Per double-handed retrieve, great option for bangers and strike inducing fast retrieves. There is really only one option in this retrieve, strip set. Maybe even two or three strips as you reposition the rod back into your hands to fight the fish. Even still, keeping the line tight in the shortest path along the direction of the fly is key.
05-14-2002, 07:51 PM
Juro, I think you have given a very good description of a strip set.
Cool! And half the time I don't even strip line ;)
All kidding aside, the strip set, as it's been taught to me anyway, is a hook set technique whereby the stripping hand sets the hook, hence the name. The rod is described as "kept at a low angle during the set while stripping with the line hand to set the hook".

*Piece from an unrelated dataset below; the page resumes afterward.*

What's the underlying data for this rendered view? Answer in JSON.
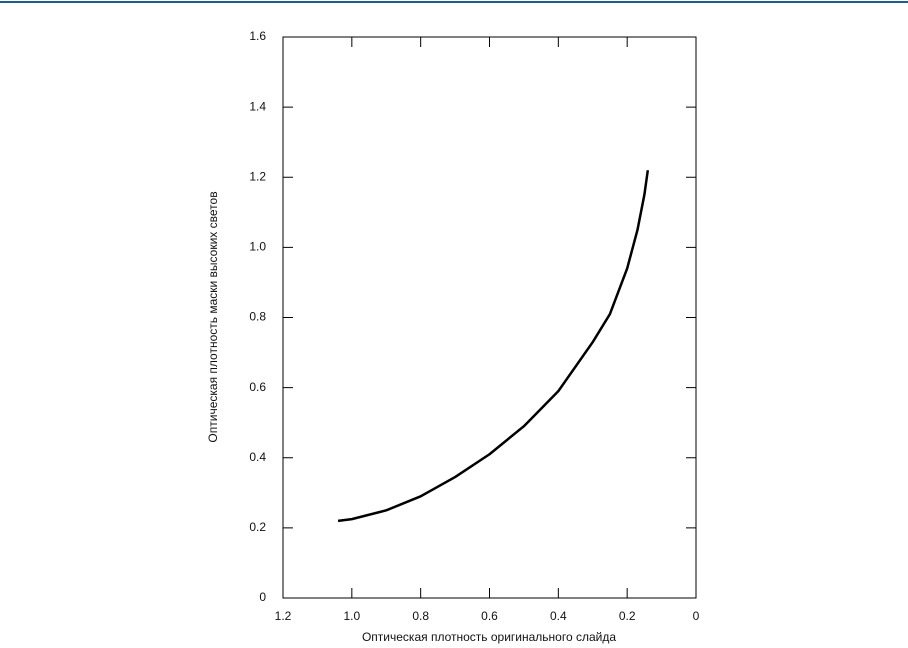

What I meant to point out was not that. In fact, I propose that if you are thinking that way then it could very well be an indication of a line-to-fly tension problem, and that learning to maintain a line to be able to set without the line hand stripping will probably lead to greater hooking success than learning to set by stripping the line to compensate.
Of course, the combination, which is what I am really suggesting, is the best method but I meant to emphasize that the core problem is not in the line hand. In a combination set, the strip is optional and only done if necessary, which I would argue is a fraction of the time and determined by the degree of contact made by raising the rod first. Line retrieval is not the operative hooksetting motion as in the strip-set proper, but an optional complement to a concentrated lift.
Also this is purely a striper discussion without consideration for upstream mending a dry fly for trout or greaselining a Spey rod on a steelhead stream. This is merely my admittedly subjective opinion; your results may vary and folks should use what works best for them, of course.